We have been fans of dbt at The Information Lab for a while, but we are still pleasantly surprised by features that we had previously underestimated.

Within dbt, the workflow is fairly self-explanatory and certain aspects are more fun than others. Normally, you would put this under a necessary evil and be at peace with an aspect of work that is not as easy as it could be. This is what we did, until we started looking again at the openness of dbt and the community around the product. Don't agree with something or see something that could be easier ? Create a package and make it available !

What is a package?

Software engineers often modulate code in libraries. These libraries help programmers to focus their time more effectively: They can spend more time focusing on their unique business logic and less time implementing code that someone else has already spent perfecting.

In dbt, libraries like this are called packages. The packages of dbt are so powerful precisely because so many of the analytical problems you encounter are not unique and are shared by organisations.

So here again, you see the element of software engineering seeping through to data engineering; use best practices that have been around for a long time within software development to bring the maturity of your data engineering to a higher level.

Where can I find these packages?

The most central place for dbt packages is a registry set up by dbt itself: the package hub.
The hub serves as a central location from where you can easily import the packages into your dbt project (and keep them up-to-date).

Another place to find packages is GitHub. The developer of the packages has shared it as a project with others and it can be installed from there.

Private and local packages are also an option: You can write these packages specifically for use only within your own team using a private or closed repository. You will generally encounter fewer of these.

How do I install these packages?

Installing the packages is a lot easier than what we are used to from the software development side :
1. Create a file called "packages.yml"
2. Enter the packages you want with their version number

packages:
  - package: dbt-labs/codegen
    version: [">=0.6.0", "<0.7.0"]
  - package: tnightengale/dbt_meta_testing
    version: [">=0.3.5", "<0.4.0"]

3. Run the command "dbt deps"
4. ??
5. Profit!

How do I use these packages?

Each package has its own way of controlling, its own commands and its own way of working.
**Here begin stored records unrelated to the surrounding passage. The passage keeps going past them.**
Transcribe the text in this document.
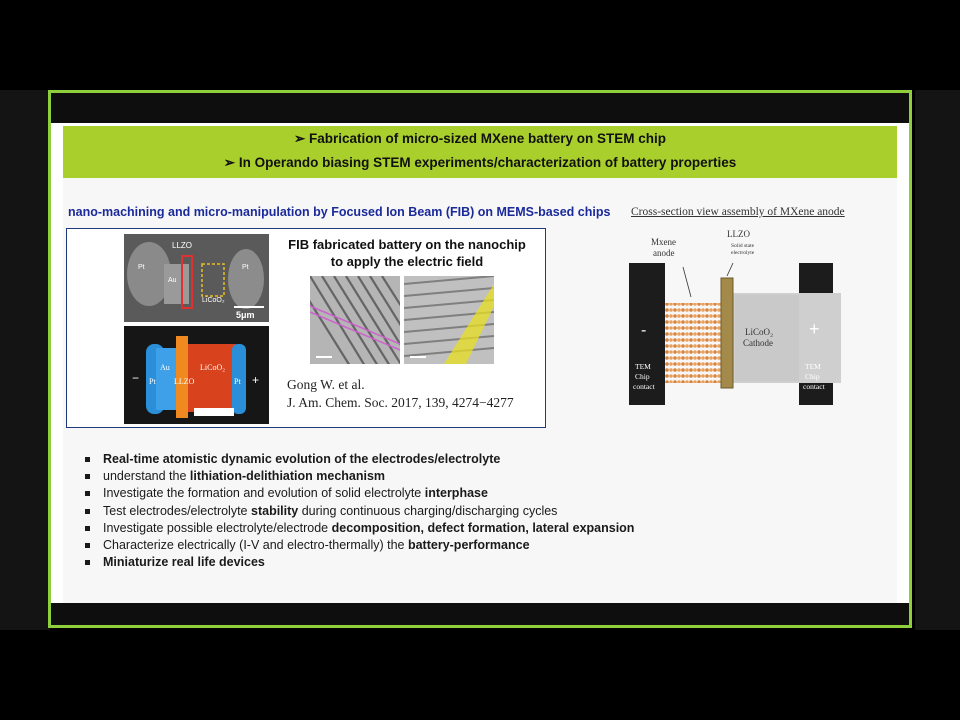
➢ Fabrication of micro-sized MXene battery on STEM chip
➢ In Operando biasing STEM experiments/characterization of battery properties
nano-machining and micro-manipulation by Focused Ion Beam (FIB) on MEMS-based chips
LLZO
Pt
Au
Pt
LiCoO₂
5μm
− Pt
Au
LLZO
LiCoO₂
Pt +
FIB fabricated battery on the nanochip
to apply the electric field
Gong W. et al.
J. Am. Chem. Soc. 2017, 139, 4274−4277
Cross-section view assembly of MXene anode
Mxene
anode
LLZO
Solid state
electrolyte
-	+
LiCoO₂
Cathode
TEM
Chip
contact
TEM
Chip
contact
Real-time atomistic dynamic evolution of the electrodes/electrolyte
understand the lithiation-delithiation mechanism
Investigate the formation and evolution of solid electrolyte interphase
Test electrodes/electrolyte stability during continuous charging/discharging cycles
Investigate possible electrolyte/electrode decomposition, defect formation, lateral expansion
Characterize electrically (I-V and electro-thermally) the battery-performance
Miniaturize real life devices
The packages are generally well documented (especially if they are on the hub) with a clear expectation and examples of use.

Are there any examples of what packages can do for you?

2 packages I am very enthusiastic about are the packages Codegen and dbt_meta_testing

Codegen makes one of my least favourite tasks a breeze :
Creating .yml files with table/column information.
It can be a lot of work to get all the columns out of a table, put the correct spacing in your .yml with a description and then hope you didn't forget anything (more about that later).

Codegen

Codegen can, among a lot of other functions, very easily create the .yml for all your sources within a schedule with :

{{ codegen.generate_source('<schema>',database_name = '<database>') }}

Or create the .yml for a specific model :

{{ codegen.generate_model_yaml(model_name='<model>') }}

You paste the above commands into a Scratchpad , press Compile and the output is your complete .yml , with the correct indentation. The first time I saw it pass by I did a little dance of joy !

Codegen can be found on the package hub here.

dbt_meta_testing

I came across dbt_meta_testing when I mentioned in dbt's Slack channel that I was not sure that my documentation was 100% up to date.
meta_testing has two functions; to check if all documentation is present and to check if all your testing is present. I use it mainly for the first part : documentation.
A new column is quickly created on request of the business but is often forgotten in the documentation area. By adding a single line of code in your project.yml file :

 +required_docs: true

checks dbt_meta_testing for 3 things :

  • The model has a non-empty description
  • The columns in the model are specified in the model .yml
  • The columns specified in the model .yml have non-empty descriptions

Simply enter the following command and the check is done:

dbt run-operation required_docs

dbt_meta_testing can be found here on the package hub.